Les parties des plantes situées au-dessus du sol, la phyllosphère, constituent un microcosme pauvre en éléments nutritifs. «En raison de la rareté des nutriments, il y règne une très forte concurrence entre les microorganismes. C’est pourquoi les bactéries y produisent des substances des plus diverses pour défendre leur habitat», explique Julia Vorholt. Malgré des ressources limitées, une multitude de microorganismes colonisent en effet la phyllosphère. Julia Vorholt et Jörn Piel ont étudié plus de deux cents souches bactériennes provenant de l’arabette de thalius, une plante sauvage très répandue en Europe.
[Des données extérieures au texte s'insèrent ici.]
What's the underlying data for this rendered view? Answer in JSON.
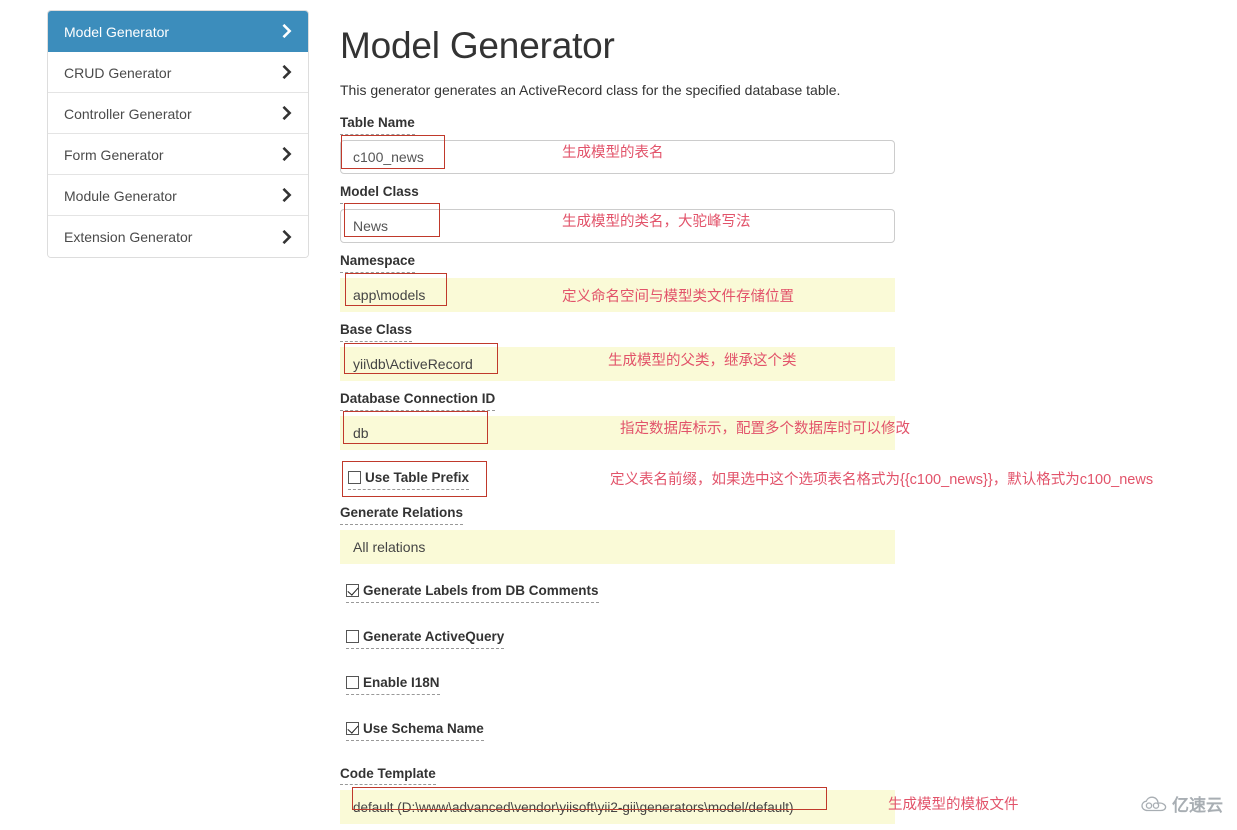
{
  "sidebar": {
    "items": [
      {
        "label": "Model Generator",
        "active": true,
        "icon": "chevron-right-icon"
      },
      {
        "label": "CRUD Generator",
        "active": false,
        "icon": "chevron-right-icon"
      },
      {
        "label": "Controller Generator",
        "active": false,
        "icon": "chevron-right-icon"
      },
      {
        "label": "Form Generator",
        "active": false,
        "icon": "chevron-right-icon"
      },
      {
        "label": "Module Generator",
        "active": false,
        "icon": "chevron-right-icon"
      },
      {
        "label": "Extension Generator",
        "active": false,
        "icon": "chevron-right-icon"
      }
    ]
  },
  "page": {
    "title": "Model Generator",
    "description": "This generator generates an ActiveRecord class for the specified database table."
  },
  "fields": {
    "table_name": {
      "label": "Table Name",
      "value": "c100_news"
    },
    "model_class": {
      "label": "Model Class",
      "value": "News"
    },
    "namespace": {
      "label": "Namespace",
      "value": "app\\models"
    },
    "base_class": {
      "label": "Base Class",
      "value": "yii\\db\\ActiveRecord"
    },
    "db_id": {
      "label": "Database Connection ID",
      "value": "db"
    },
    "relations": {
      "label": "Generate Relations",
      "value": "All relations"
    },
    "code_template": {
      "label": "Code Template",
      "value": "default (D:\\www\\advanced\\vendor\\yiisoft\\yii2-gii\\generators\\model/default)"
    }
  },
  "checkboxes": {
    "use_table_prefix": {
      "label": "Use Table Prefix",
      "checked": false
    },
    "generate_labels": {
      "label": "Generate Labels from DB Comments",
      "checked": true
    },
    "generate_query": {
      "label": "Generate ActiveQuery",
      "checked": false
    },
    "enable_i18n": {
      "label": "Enable I18N",
      "checked": false
    },
    "use_schema_name": {
      "label": "Use Schema Name",
      "checked": true
    }
  },
  "annotations": {
    "table_name": "生成模型的表名",
    "model_class": "生成模型的类名，大驼峰写法",
    "namespace": "定义命名空间与模型类文件存储位置",
    "base_class": "生成模型的父类，继承这个类",
    "db_id": "指定数据库标示，配置多个数据库时可以修改",
    "table_prefix": "定义表名前缀，如果选中这个选项表名格式为{{c100_news}}，默认格式为c100_news",
    "code_template": "生成模型的模板文件"
  },
  "watermark": {
    "text": "亿速云",
    "icon": "cloud-icon"
  },
  "colors": {
    "accent": "#3c8dbc",
    "annotation_red": "#e2536a",
    "redbox_border": "#c0392b",
    "autofill_yellow": "#fafad7"
  }
}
Nombreuses interactions antibiotiques entre les bactéries

On avait déjà décrypté les génomes de ces souches, mais ceux-ci avaient jusqu'à présent peu été étudiés de manière ciblée. "À l’aide de méthodes bio-informatiques, nous avons recherché des groupes de gènes contrôlant de manière générale la production de substances pouvant potentiellement agir sur d’autres bactéries", développe Julia Vorholt. Parallèlement, les équipes ont analysé les mêmes souches en laboratoire et identifié 725 interactions antibiotiques, s'illustrant par une inhibition de la multiplication de certaines bactéries.

"Bien entendu, la grande question était de savoir si les substances découvertes avaient déjà été identifiées dans d’autres biotopes, ou si nous avions mis à jour des composés chimiques jusqu’alors inconnus", complète Jörn Piel. Une telle découverte s’avèrerait en effet de la plus haute importance pour la recherche sur les antibiotiques. Afin de vaincre les résistances aux antimicrobiens, celle-ci est en effet en quête de nouveaux composés présentant des mécanismes d’action radicalement différents de ceux utilisés dans les médicaments actuels.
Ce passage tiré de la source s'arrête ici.